Laatste ondergrondse afvalcontainers voor nieuwjaar in grond

7 September 2021, 14:00 uur
Lokaal
mainImage
Geert van Someren
Wethouder Marten Japenga: Het is niet mogelijk dat ouderen in de hoogbouw hun restafval inpandig blijven inleveren, omdat de hoeveelheid dan niet kan worden gemeten.

door Geert van Someren

Ongeacht of er nog juridische procedures lopen, realiseert de gemeente Ridderkerk voor 1 januari de plaatsing van de laatste ondergrondse containers voor restafval bij hoogbouw. De gemeente gaat niet tegemoet te komen aan de wens van bewoners van appartementen waar veel ouderen wonen, om hun afval inpandig te kunnen blijven inleveren in rolcontainers. Dat blijkt uit antwoorden die wethouder Marten Japenga heeft gegeven tijdens een commissievergadering op vragen van raadsleden.

Zulke afwijkingen op het nieuwe afvalbeleidsplan zijn niet mogelijk, aldus Japenga, omdat dan de onderbouwing van het variabele tarief per huishouden vervalt. Wie meer restafval heeft, betaalt na 1 januari meer, wie minder inlevert, betaalt minder. Het is wettelijk niet mogelijk, aldus de wethouder, om in een gemeente twee systemen te hanteren. Wel gaat de gemeente akkoord met het realiseren van een bovengrondse container bij de Vondellaan, omdat het ondergronds daar “helaas” niet mogelijk blijkt. “Waar mogelijk komen we aan de wensen van inwoners tegemoet”, zegt de wethouder.

Bij-plaatsingen
Uit het antwoord op vragen van raadsleden blijkt verder dat het bijplaatsen van afval naast ondergrondse containers in Ridderkerk meestal gaat om grofvuil. “Het gaat om 30 – 35 meldingen per week”, zo wordt gezegd. “Dat is voor een stedelijk gebied relatief laag”.

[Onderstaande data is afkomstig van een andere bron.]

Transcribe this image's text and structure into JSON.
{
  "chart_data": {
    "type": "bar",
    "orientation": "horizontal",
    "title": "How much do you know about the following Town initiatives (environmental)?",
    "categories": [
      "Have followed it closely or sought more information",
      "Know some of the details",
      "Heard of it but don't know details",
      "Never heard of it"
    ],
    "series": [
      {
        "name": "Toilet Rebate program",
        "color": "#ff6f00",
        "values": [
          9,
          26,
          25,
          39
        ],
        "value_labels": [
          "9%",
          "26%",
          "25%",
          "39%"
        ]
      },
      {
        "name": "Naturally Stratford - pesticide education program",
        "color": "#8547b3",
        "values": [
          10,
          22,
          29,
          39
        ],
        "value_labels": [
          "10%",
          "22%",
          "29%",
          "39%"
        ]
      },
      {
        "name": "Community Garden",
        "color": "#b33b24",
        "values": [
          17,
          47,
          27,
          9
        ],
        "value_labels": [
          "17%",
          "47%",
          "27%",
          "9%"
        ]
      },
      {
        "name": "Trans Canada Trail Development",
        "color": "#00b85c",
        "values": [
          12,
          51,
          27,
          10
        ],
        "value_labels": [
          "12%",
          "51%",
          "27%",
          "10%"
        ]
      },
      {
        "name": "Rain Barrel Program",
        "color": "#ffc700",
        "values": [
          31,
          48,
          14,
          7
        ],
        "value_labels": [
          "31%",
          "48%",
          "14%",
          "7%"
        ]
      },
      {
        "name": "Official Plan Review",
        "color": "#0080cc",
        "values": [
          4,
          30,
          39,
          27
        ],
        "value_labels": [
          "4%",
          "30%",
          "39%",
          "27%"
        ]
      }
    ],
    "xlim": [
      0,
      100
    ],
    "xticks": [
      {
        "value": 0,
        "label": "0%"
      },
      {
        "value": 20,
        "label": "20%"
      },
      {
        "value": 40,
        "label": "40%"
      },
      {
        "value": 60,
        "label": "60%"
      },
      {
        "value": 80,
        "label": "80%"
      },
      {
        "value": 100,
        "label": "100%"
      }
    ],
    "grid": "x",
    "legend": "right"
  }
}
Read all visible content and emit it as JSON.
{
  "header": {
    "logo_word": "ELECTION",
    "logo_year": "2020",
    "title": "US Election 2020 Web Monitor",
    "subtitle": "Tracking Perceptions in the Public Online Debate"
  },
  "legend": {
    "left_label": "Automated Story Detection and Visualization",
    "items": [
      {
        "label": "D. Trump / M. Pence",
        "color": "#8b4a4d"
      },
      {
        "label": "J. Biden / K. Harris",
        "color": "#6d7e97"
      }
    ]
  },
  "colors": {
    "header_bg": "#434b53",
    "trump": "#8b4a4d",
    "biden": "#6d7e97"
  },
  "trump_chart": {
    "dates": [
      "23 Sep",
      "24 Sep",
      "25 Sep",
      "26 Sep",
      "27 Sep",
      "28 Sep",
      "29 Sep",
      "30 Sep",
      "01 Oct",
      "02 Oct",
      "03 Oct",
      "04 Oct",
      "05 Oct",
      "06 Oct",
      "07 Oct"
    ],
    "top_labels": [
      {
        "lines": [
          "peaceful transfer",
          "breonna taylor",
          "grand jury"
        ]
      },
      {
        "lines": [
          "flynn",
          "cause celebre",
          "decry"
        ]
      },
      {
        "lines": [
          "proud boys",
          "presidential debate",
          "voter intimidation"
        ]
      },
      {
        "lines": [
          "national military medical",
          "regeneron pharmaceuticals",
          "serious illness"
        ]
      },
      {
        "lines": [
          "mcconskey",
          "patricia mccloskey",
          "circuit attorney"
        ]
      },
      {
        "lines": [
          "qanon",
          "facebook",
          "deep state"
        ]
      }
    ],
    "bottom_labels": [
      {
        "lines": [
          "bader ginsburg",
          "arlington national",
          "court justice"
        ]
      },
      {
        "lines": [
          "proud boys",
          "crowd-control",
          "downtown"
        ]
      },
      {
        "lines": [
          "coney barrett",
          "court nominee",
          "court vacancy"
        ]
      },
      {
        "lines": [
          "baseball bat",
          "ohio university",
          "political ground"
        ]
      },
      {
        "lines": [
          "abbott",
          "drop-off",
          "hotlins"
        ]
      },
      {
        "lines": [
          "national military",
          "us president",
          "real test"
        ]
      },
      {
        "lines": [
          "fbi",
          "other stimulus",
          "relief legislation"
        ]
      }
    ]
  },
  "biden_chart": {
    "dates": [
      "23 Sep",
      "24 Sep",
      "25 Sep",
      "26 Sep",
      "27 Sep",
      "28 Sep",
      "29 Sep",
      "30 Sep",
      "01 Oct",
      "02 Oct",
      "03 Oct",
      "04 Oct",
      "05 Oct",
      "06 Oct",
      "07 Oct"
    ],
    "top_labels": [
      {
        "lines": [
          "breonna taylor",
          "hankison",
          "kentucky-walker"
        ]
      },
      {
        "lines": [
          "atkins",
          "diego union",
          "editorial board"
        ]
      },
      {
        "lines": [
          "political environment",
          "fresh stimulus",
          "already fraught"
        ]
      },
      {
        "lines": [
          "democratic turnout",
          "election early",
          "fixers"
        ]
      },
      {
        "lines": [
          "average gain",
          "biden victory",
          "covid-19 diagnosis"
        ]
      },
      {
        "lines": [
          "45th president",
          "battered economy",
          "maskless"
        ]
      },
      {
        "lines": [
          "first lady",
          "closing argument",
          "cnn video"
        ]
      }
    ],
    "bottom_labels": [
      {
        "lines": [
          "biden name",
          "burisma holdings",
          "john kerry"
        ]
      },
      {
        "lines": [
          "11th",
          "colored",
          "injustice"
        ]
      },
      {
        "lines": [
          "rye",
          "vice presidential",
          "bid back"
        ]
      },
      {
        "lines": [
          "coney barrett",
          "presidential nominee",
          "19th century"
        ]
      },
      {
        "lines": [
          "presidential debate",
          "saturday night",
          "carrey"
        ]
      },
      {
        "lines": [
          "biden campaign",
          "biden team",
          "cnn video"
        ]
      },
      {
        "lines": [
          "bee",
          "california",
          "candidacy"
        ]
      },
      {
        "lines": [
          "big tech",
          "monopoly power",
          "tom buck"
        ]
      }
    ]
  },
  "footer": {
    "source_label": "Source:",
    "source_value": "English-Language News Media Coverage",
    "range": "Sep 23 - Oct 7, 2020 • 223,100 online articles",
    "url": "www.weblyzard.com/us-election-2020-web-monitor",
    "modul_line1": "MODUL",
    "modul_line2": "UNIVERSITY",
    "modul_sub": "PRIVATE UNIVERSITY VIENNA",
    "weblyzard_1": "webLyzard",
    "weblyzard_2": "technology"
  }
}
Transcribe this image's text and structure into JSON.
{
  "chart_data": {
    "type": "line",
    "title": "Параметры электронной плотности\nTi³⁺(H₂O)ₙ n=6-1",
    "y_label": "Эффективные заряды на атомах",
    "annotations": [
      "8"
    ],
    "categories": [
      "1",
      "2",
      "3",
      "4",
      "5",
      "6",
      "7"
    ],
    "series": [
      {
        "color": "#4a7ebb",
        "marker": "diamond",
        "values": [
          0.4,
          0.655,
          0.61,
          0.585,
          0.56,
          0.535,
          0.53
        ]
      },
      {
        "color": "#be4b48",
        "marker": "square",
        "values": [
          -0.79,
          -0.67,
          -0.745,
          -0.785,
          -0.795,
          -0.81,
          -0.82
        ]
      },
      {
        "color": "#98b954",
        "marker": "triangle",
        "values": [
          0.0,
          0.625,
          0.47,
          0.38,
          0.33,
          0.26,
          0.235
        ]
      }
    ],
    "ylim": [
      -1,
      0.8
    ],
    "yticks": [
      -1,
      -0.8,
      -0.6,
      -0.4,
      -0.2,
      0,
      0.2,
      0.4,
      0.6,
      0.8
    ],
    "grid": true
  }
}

Japenga toont zich tevreden met de ingezette daling van het percentage restafval. Het raadslid Edward Piena (VVD) zet daar vraagtekens bij. “De doelstelling was ooit om in 2020 gemiddeld honderd kilo per huishouden te hebben. Dat is nu 177,5 kilo”. Japenga daarop: “We vorderen. Het scheidingspercentage is van 53% in 2019 naar 68% gegroeid. Honderd kilo is ook maar een tussenstap. Voor de periode van 2025 tot 2030 is de doelstelling om een daling tot 25 kilo restafval te realiseren”.